Persetan dengan ocehan mereka berdua, yang Rafael lakukan justru segera mengunci kamar dan menutup kedua telinga dengan earphones. Dia sedang berusaha menelepon seseorang. Tak berapa lama panggilannya pun dijawab.
"Halo Om .... " Dia menelepon Om Barata, sahabat almarhum sang papa, yang sudah menganggap dia seperti anak sendiri.
"Rafael, lama sekali kamu tidak menghubungi Om. Bagaimana kabar kamu?" sahut Barata dengan ramah.
"Baik, Om. Maaf, beberapa waktu ini Rafa sibuk, oh ya Om bagaimana kabar tante dan Oma?" tanyanya basa-basi.

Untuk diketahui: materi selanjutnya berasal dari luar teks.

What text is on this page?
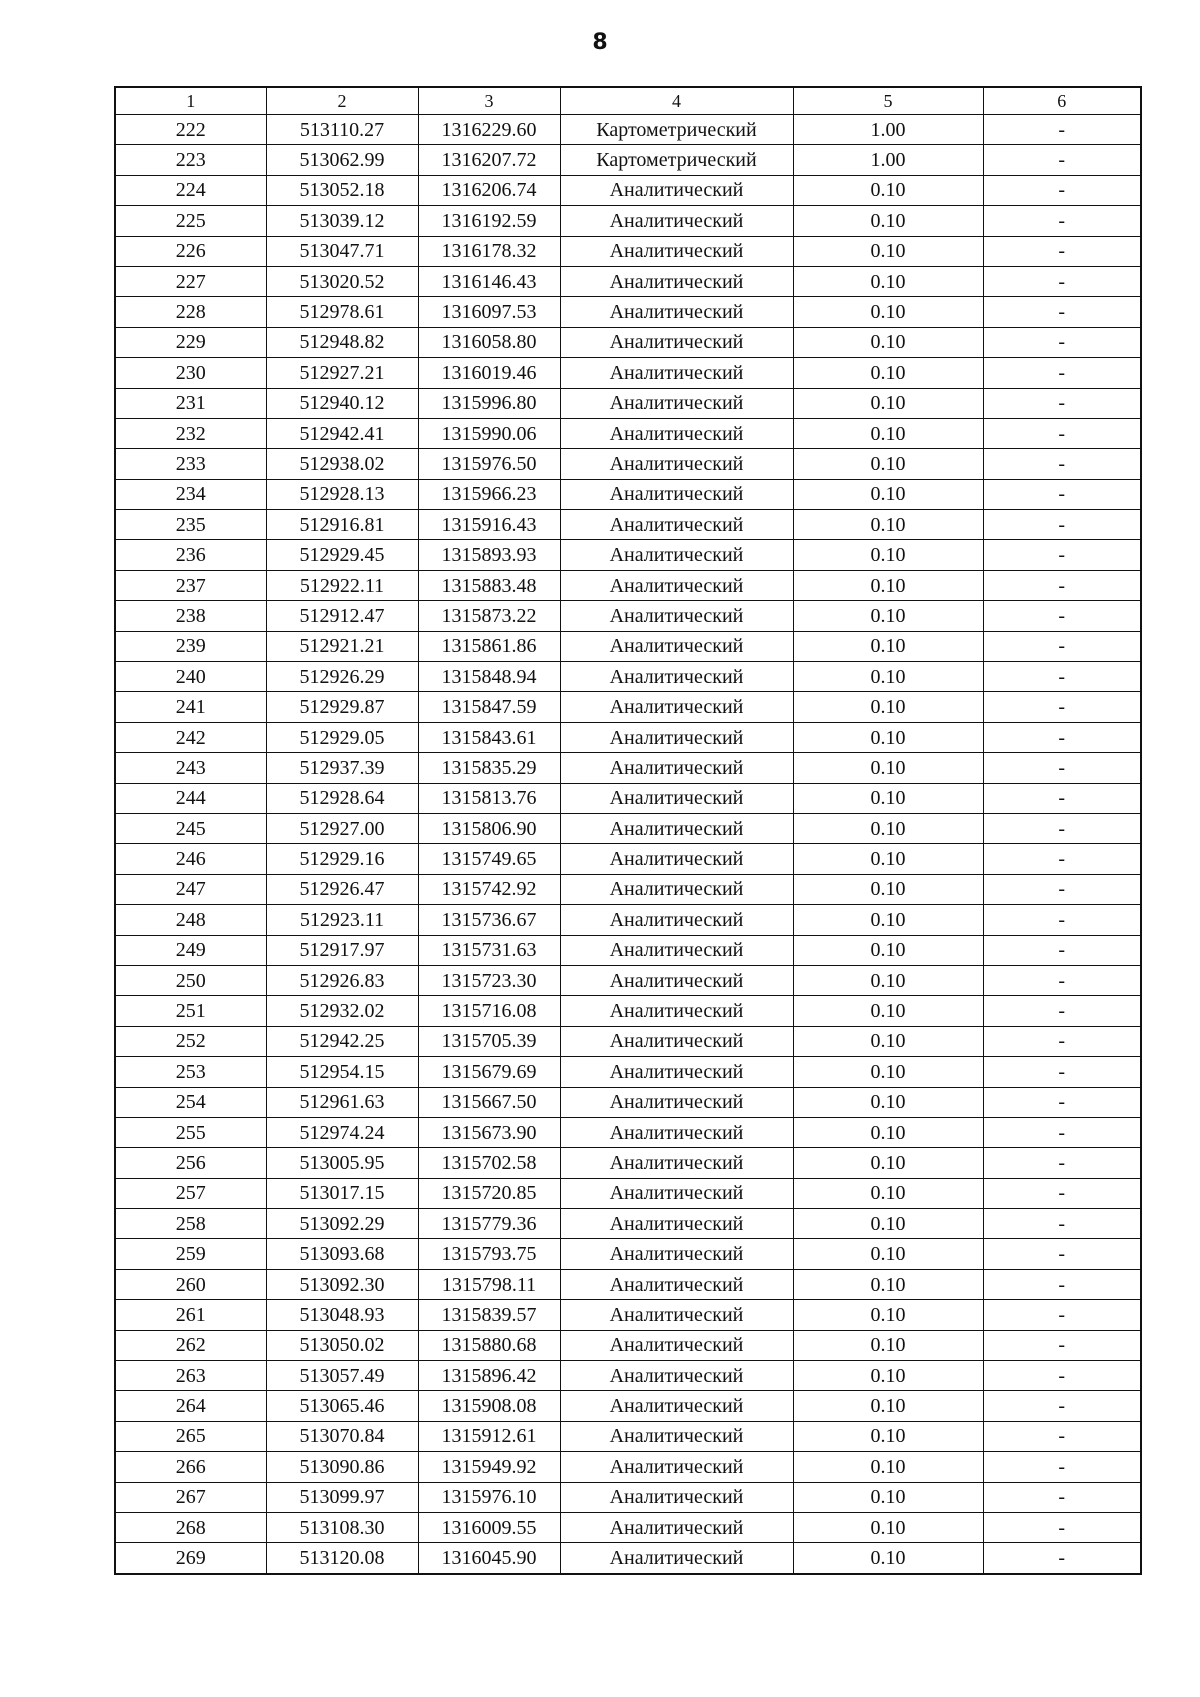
8
1	2	3	4	5	6
222	513110.27	1316229.60	Картометрический	1.00	-
223	513062.99	1316207.72	Картометрический	1.00	-
224	513052.18	1316206.74	Аналитический	0.10	-
225	513039.12	1316192.59	Аналитический	0.10	-
226	513047.71	1316178.32	Аналитический	0.10	-
227	513020.52	1316146.43	Аналитический	0.10	-
228	512978.61	1316097.53	Аналитический	0.10	-
229	512948.82	1316058.80	Аналитический	0.10	-
230	512927.21	1316019.46	Аналитический	0.10	-
231	512940.12	1315996.80	Аналитический	0.10	-
232	512942.41	1315990.06	Аналитический	0.10	-
233	512938.02	1315976.50	Аналитический	0.10	-
234	512928.13	1315966.23	Аналитический	0.10	-
235	512916.81	1315916.43	Аналитический	0.10	-
236	512929.45	1315893.93	Аналитический	0.10	-
237	512922.11	1315883.48	Аналитический	0.10	-
238	512912.47	1315873.22	Аналитический	0.10	-
239	512921.21	1315861.86	Аналитический	0.10	-
240	512926.29	1315848.94	Аналитический	0.10	-
241	512929.87	1315847.59	Аналитический	0.10	-
242	512929.05	1315843.61	Аналитический	0.10	-
243	512937.39	1315835.29	Аналитический	0.10	-
244	512928.64	1315813.76	Аналитический	0.10	-
245	512927.00	1315806.90	Аналитический	0.10	-
246	512929.16	1315749.65	Аналитический	0.10	-
247	512926.47	1315742.92	Аналитический	0.10	-
248	512923.11	1315736.67	Аналитический	0.10	-
249	512917.97	1315731.63	Аналитический	0.10	-
250	512926.83	1315723.30	Аналитический	0.10	-
251	512932.02	1315716.08	Аналитический	0.10	-
252	512942.25	1315705.39	Аналитический	0.10	-
253	512954.15	1315679.69	Аналитический	0.10	-
254	512961.63	1315667.50	Аналитический	0.10	-
255	512974.24	1315673.90	Аналитический	0.10	-
256	513005.95	1315702.58	Аналитический	0.10	-
257	513017.15	1315720.85	Аналитический	0.10	-
258	513092.29	1315779.36	Аналитический	0.10	-
259	513093.68	1315793.75	Аналитический	0.10	-
260	513092.30	1315798.11	Аналитический	0.10	-
261	513048.93	1315839.57	Аналитический	0.10	-
262	513050.02	1315880.68	Аналитический	0.10	-
263	513057.49	1315896.42	Аналитический	0.10	-
264	513065.46	1315908.08	Аналитический	0.10	-
265	513070.84	1315912.61	Аналитический	0.10	-
266	513090.86	1315949.92	Аналитический	0.10	-
267	513099.97	1315976.10	Аналитический	0.10	-
268	513108.30	1316009.55	Аналитический	0.10	-
269	513120.08	1316045.90	Аналитический	0.10	-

"Semuanya baik, kamu sendiri dan mama kamu gimana kabarnya? Oh ya, Om denger-denger kamu akan segera menikah," tanyanya.
"Iya Om, oleh sebab itu saya menelepon Om, karena saya ingin menanyakan sesuatu. Tentang teman Om yang membuka jasa pernikahan siri," ucap Rafael terkesan tergesa-gesa, dia sangat percaya pada Barata, dia yakin sahabat karib papanya itu mau dan bisa membantunya.
"Lho, memangnya siapa yang mau menikah siri?" tanya lelaki itu.
"Saya, Om."
"Jangan becan-"
"Saya serius, Om." Nada suara Rafael sama sekali tak menunjukkan ketidak seriusan.
Suara Barata seketika berhenti, lelaki itu pasti sedang tercengang mendengarkan apa yang Rafael katakan.